Friday, April 10, 2009

Torture & Truth: Cheney's Ongoing Role


The New York Review of Books has an excellent essay by Mark Danner, author of Torture and Truth, about the Red Cross and their role in US torture. Danner argues four things now need to be done:
First, that these policies, violating as they do domestic and international law, must be changed — which, as noted, President Obama began to accomplish on his first full day in office. Second, that they should be explicitly repudiated — a more complicated political process, which has, perhaps, begun, but only begun. Third, that those who ordered, designed, and applied them must be brought before the public in some societally sanctioned proceeding, made to explain what they did and how, and suffer some appropriate consequence.

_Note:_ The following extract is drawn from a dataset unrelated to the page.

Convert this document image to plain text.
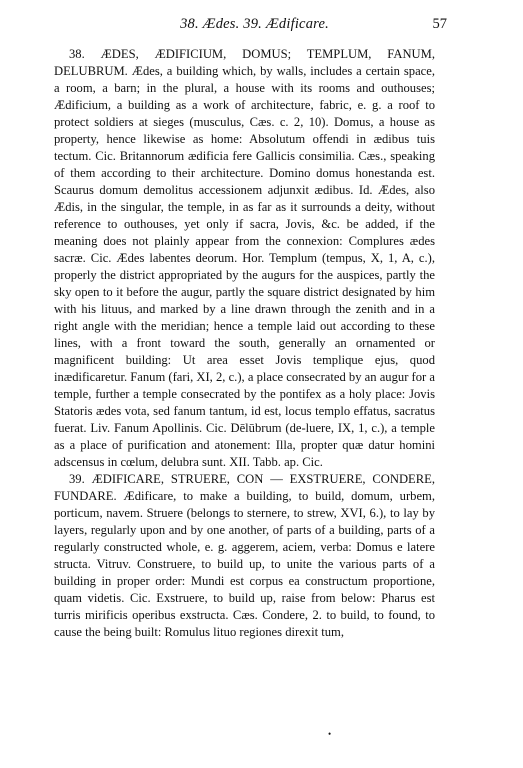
38. Ædes. 39. Ædificare.	57

38. ÆDES, ÆDIFICIUM, DOMUS; TEMPLUM, FANUM, DELUBRUM. Ædes, a building which, by walls, includes a certain space, a room, a barn; in the plural, a house with its rooms and outhouses; Ædificium, a building as a work of architecture, fabric, e. g. a roof to protect soldiers at sieges (musculus, Cæs. c. 2, 10). Domus, a house as property, hence likewise as home: Absolutum offendi in ædibus tuis tectum. Cic. Britannorum ædificia fere Gallicis consimilia. Cæs., speaking of them according to their architecture. Domino domus honestanda est. Scaurus domum demolitus accessionem adjunxit ædibus. Id. Ædes, also Ædis, in the singular, the temple, in as far as it surrounds a deity, without reference to outhouses, yet only if sacra, Jovis, &c. be added, if the meaning does not plainly appear from the connexion: Complures ædes sacræ. Cic. Ædes labentes deorum. Hor. Templum (tempus, X, 1, A, c.), properly the district appropriated by the augurs for the auspices, partly the sky open to it before the augur, partly the square district designated by him with his lituus, and marked by a line drawn through the zenith and in a right angle with the meridian; hence a temple laid out according to these lines, with a front toward the south, generally an ornamented or magnificent building: Ut area esset Jovis templique ejus, quod inædificaretur. Fanum (fari, XI, 2, c.), a place consecrated by an augur for a temple, further a temple consecrated by the pontifex as a holy place: Jovis Statoris ædes vota, sed fanum tantum, id est, locus templo effatus, sacratus fuerat. Liv. Fanum Apollinis. Cic. Dēlūbrum (de-luere, IX, 1, c.), a temple as a place of purification and atonement: Illa, propter quæ datur homini adscensus in cœlum, delubra sunt. XII. Tabb. ap. Cic.

39. ÆDIFICARE, STRUERE, CON — EXSTRUERE, CONDERE, FUNDARE. Ædificare, to make a building, to build, domum, urbem, porticum, navem. Struere (belongs to sternere, to strew, XVI, 6.), to lay by layers, regularly upon and by one another, of parts of a building, parts of a regularly constructed whole, e. g. aggerem, aciem, verba: Domus e latere structa. Vitruv. Construere, to build up, to unite the various parts of a building in proper order: Mundi est corpus ea constructum proportione, quam videtis. Cic. Exstruere, to build up, raise from below: Pharus est turris mirificis operibus exstructa. Cæs. Condere, 2. to build, to found, to cause the being built: Romulus lituo regiones direxit tum,

•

And fourth, and crucially, that some judgment must be made, based on the most credible of information compiled and analyzed and weighed by the most credible of bodies, about what these policies actually accomplished: how they advanced the interests of the country, if indeed they did advance them, and how they hurt them.

If this last point isn't pursued then the use of torture becomes a political football - Obama's rejection of it simply being a policy, not a law. If and when a republican administration takes over in the future, torture, or these "alternative set of procedures," will likely be implemented again.

While the US dithers, it's nice to know the international community isn't just waiting around.

Jane Mayer's piece in The New Yorker, "The Bush Six," reports that a British law professor - Philippe Sands, author of Torture Team - and the same Spanish judge, Baltasar Garzón, who pursued Chilean dictator Augusto Pinochet, are on the case.